SANTA ANA, Calif. (CN) — The daughter of late radio star Casey Kasem claims in federal court that a rookie movie producer is demanding $100,000 “ransom” for footage they shot for a documentary about elder abuse.
Kerri Kasem and her charity Kasem Cares claim that Cameron Glenar and his Rose Street Productions are refusing to move ahead with the stalled project or deliver to her the raw footage for the feature-length film without a fresh infusion of capital.
Glenar said in promotional materials that his goal for the film was to save lives, but his “intentions suddenly and inexplicably changed” in June, Kasem says in the Nov. 9 complaint.
Kasem says that goal “was replaced with greed — using the documentary to extract a quick six-figure payday from a charitable organization that only wanted to use the documentary to help people and promote its cause.”
Glenar did not respond to an inquiry emailed to his production company on Thursday.
Kasem’s attorney Jesse Kaplan, with Freedman + Taitelman, did not return a phone call.
Casey Kasem was a nationally famous Top 40 disk jockey and voice actor who died in 2014 of complications from dementia.
During the final months of his life and for a time after, he was at the center of a legal battle between his second wife, Jean Thompson Kasem, and his three children from his first marriage, including Kerri Kasem. For a time, Jean Kasem prevented the children from visiting their ailing father, eventually moving him from Southern California to Washington State, where he died.

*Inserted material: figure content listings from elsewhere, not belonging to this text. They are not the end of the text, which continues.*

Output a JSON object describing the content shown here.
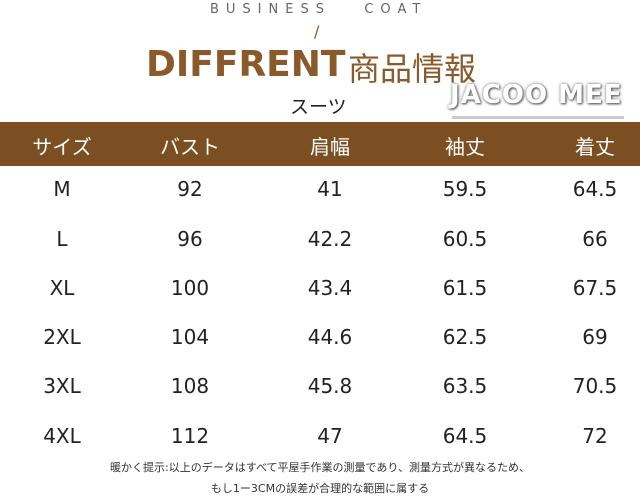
{
  "header": {
    "subtitle": "BUSINESS   COAT",
    "slash": "/",
    "title": "DIFFRENT",
    "title_jp": "商品情報",
    "item": "スーツ",
    "brand": "JACOO MEE"
  },
  "table": {
    "columns": [
      "サイズ",
      "バスト",
      "肩幅",
      "袖丈",
      "着丈"
    ],
    "rows": [
      [
        "M",
        "92",
        "41",
        "59.5",
        "64.5"
      ],
      [
        "L",
        "96",
        "42.2",
        "60.5",
        "66"
      ],
      [
        "XL",
        "100",
        "43.4",
        "61.5",
        "67.5"
      ],
      [
        "2XL",
        "104",
        "44.6",
        "62.5",
        "69"
      ],
      [
        "3XL",
        "108",
        "45.8",
        "63.5",
        "70.5"
      ],
      [
        "4XL",
        "112",
        "47",
        "64.5",
        "72"
      ]
    ]
  },
  "note": {
    "line1": "暖かく提示:以上のデータはすべて平屋手作業の測量であり、測量方式が異なるため、",
    "line2": "もし1ー3CMの誤差が合理的な範囲に属する"
  },
  "colors": {
    "accent": "#7b4f22"
  }
}
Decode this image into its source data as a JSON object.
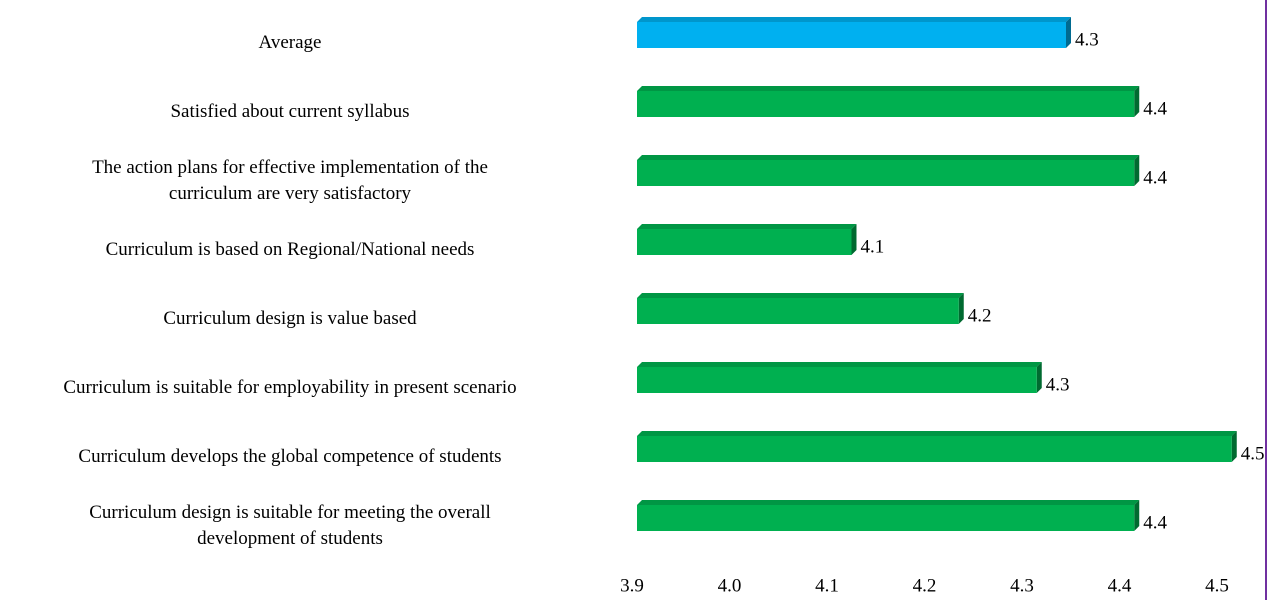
{
  "chart_data": {
    "type": "bar",
    "orientation": "horizontal",
    "categories": [
      "Average",
      "Satisfied about current syllabus",
      "The action plans for effective implementation of the\ncurriculum are very satisfactory",
      "Curriculum is based on Regional/National needs",
      "Curriculum design is value based",
      "Curriculum is suitable for employability in present scenario",
      "Curriculum develops the global competence of students",
      "Curriculum design is suitable for meeting the overall\ndevelopment of students"
    ],
    "values": [
      4.34,
      4.41,
      4.41,
      4.12,
      4.23,
      4.31,
      4.51,
      4.41
    ],
    "value_labels": [
      "4.3",
      "4.4",
      "4.4",
      "4.1",
      "4.2",
      "4.3",
      "4.5",
      "4.4"
    ],
    "colors": [
      "#00b0f0",
      "#00b050",
      "#00b050",
      "#00b050",
      "#00b050",
      "#00b050",
      "#00b050",
      "#00b050"
    ],
    "xlim": [
      3.9,
      4.5
    ],
    "xticks": [
      3.9,
      {
        "value": 4,
        "label": "4.0"
      },
      4.1,
      4.2,
      4.3,
      4.4,
      4.5
    ]
  }
}
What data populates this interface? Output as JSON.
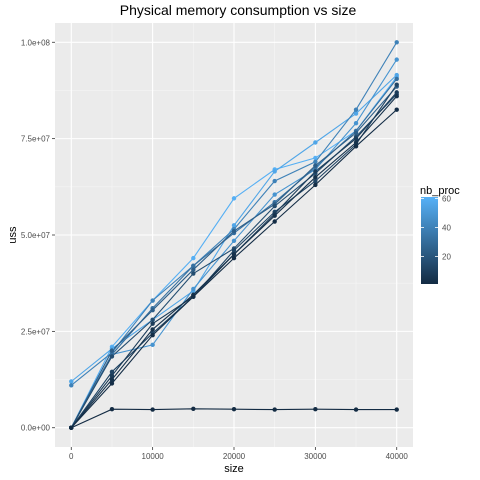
{
  "chart_data": {
    "type": "line",
    "title": "Physical memory consumption vs size",
    "xlabel": "size",
    "ylabel": "uss",
    "xlim": [
      -2000,
      42000
    ],
    "ylim": [
      -5000000,
      105000000
    ],
    "x_ticks": [
      0,
      10000,
      20000,
      30000,
      40000
    ],
    "x_tick_labels": [
      "0",
      "10000",
      "20000",
      "30000",
      "40000"
    ],
    "y_ticks": [
      0,
      25000000,
      50000000,
      75000000,
      100000000
    ],
    "y_tick_labels": [
      "0.0e+00",
      "2.5e+07",
      "5.0e+07",
      "7.5e+07",
      "1.0e+08"
    ],
    "grid": true,
    "background": "#EBEBEB",
    "x": [
      0,
      5000,
      10000,
      15000,
      20000,
      25000,
      30000,
      35000,
      40000
    ],
    "legend": {
      "title": "nb_proc",
      "placement": "right",
      "range": [
        1,
        61
      ],
      "ticks": [
        20,
        40,
        60
      ],
      "low_color": "#132B43",
      "high_color": "#56B1F7"
    },
    "series": [
      {
        "nb_proc": 1,
        "values": [
          0,
          4800000,
          4700000,
          4900000,
          4800000,
          4700000,
          4800000,
          4700000,
          4700000
        ]
      },
      {
        "nb_proc": 2,
        "values": [
          0,
          11500000,
          24000000,
          34000000,
          44000000,
          53500000,
          63000000,
          73000000,
          82500000
        ]
      },
      {
        "nb_proc": 4,
        "values": [
          0,
          12500000,
          25500000,
          34500000,
          45000000,
          55000000,
          65000000,
          74000000,
          86000000
        ]
      },
      {
        "nb_proc": 8,
        "values": [
          0,
          13500000,
          27000000,
          34000000,
          45000000,
          55500000,
          66500000,
          75000000,
          87000000
        ]
      },
      {
        "nb_proc": 12,
        "values": [
          0,
          14500000,
          24500000,
          34000000,
          46000000,
          56000000,
          64000000,
          73500000,
          89000000
        ]
      },
      {
        "nb_proc": 16,
        "values": [
          0,
          18500000,
          28000000,
          40000000,
          46500000,
          57500000,
          66000000,
          75500000,
          86500000
        ]
      },
      {
        "nb_proc": 24,
        "values": [
          0,
          20000000,
          30500000,
          41000000,
          51000000,
          58000000,
          68000000,
          76500000,
          88500000
        ]
      },
      {
        "nb_proc": 32,
        "values": [
          0,
          19000000,
          31000000,
          42000000,
          50500000,
          58500000,
          67500000,
          77000000,
          90500000
        ]
      },
      {
        "nb_proc": 40,
        "values": [
          11000000,
          19500000,
          33000000,
          42000000,
          51500000,
          64000000,
          69000000,
          82500000,
          100000000
        ]
      },
      {
        "nb_proc": 48,
        "values": [
          0,
          19000000,
          21500000,
          36000000,
          48500000,
          60500000,
          67000000,
          79000000,
          95500000
        ]
      },
      {
        "nb_proc": 56,
        "values": [
          12000000,
          20500000,
          28000000,
          35500000,
          52500000,
          66500000,
          74000000,
          81500000,
          91500000
        ]
      },
      {
        "nb_proc": 60,
        "values": [
          0,
          21000000,
          33000000,
          44000000,
          59500000,
          67000000,
          70000000,
          77000000,
          91000000
        ]
      }
    ]
  }
}
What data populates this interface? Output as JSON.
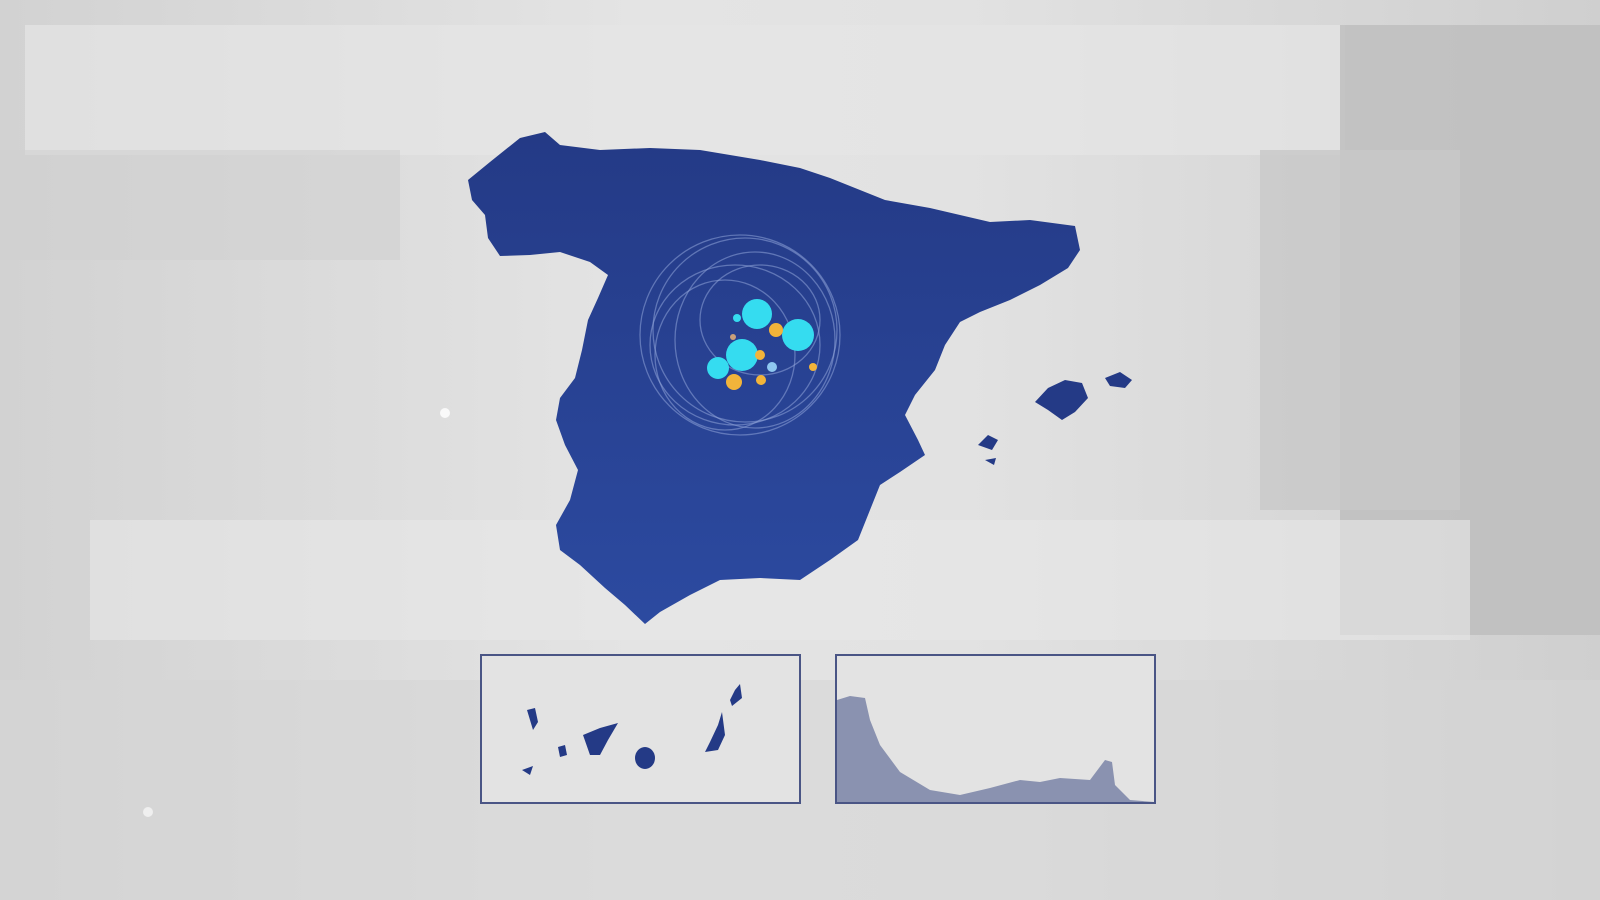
{
  "map": {
    "region": "Spain",
    "insets": [
      "canary-islands",
      "ceuta-melilla-coast"
    ],
    "colors": {
      "land": "#243a86",
      "land_light": "#2c4aa0",
      "inset_land": "#8a92b0",
      "inset_border": "#4a5585",
      "marker_cyan": "#35dcf0",
      "marker_orange": "#f2b43a",
      "background": "#dcdcdc"
    }
  }
}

As a result, Kerri Kasem says in the lawsuit, she became “an outspoken advocate for visitation rights and elder abuse awareness,” and helped found Kasem Cares to assist children kept from their elderly parents and to increase awareness of elder abuse.
Glenar was a producer working primarily on reality TV shows when he contacted her in 2014 “to voice his support and share a similar experience concerning his elderly father,” Kasem says in the complaint.
He came up with the idea to create a documentary focusing on her charity’s work and her own experience. But his idea was “nothing more than an unrefined and vague concept,” and “Glenar conceded that he did not have the knowledge or experience to produce a documentary,” Kasem says.
In late 2015, Kasem and her charity and Glenar and his production company began shooting the documentary using Kasem’s materials and interviews with people who had contacted Kasem Cares. The working title was “Isolated,” according to a Kickstarter webpage about the project.
Kasem and Glenar “understood that it was unlikely that the documentary would make any money,” Kasem says in the lawsuit. But at least half of any revenue would go to the charity, according to their “oral or implied agreement,” she says.
She says Kasem Cares provided much of the content for the documentary and was the “fiscal sponsor” and fund raiser of the project. Kasem says she retained creative control and “made valuable and copyrightable creative contributions” to it.
But in June this year, Glenar and Rose Street isolated her from the film, “refused to move forward with production of the documentary” and “sought to exclude Kasem and Kasem Cares” from the project, according to the complaint.
Glenar and his company told the charity “that if it wanted the documentary ‘bad enough,’ Kasem Cares would have to purchase the footage from Glenar,” Kasem says. “Most recently, Glenar demanded $100,000 for the raw documentary footage.”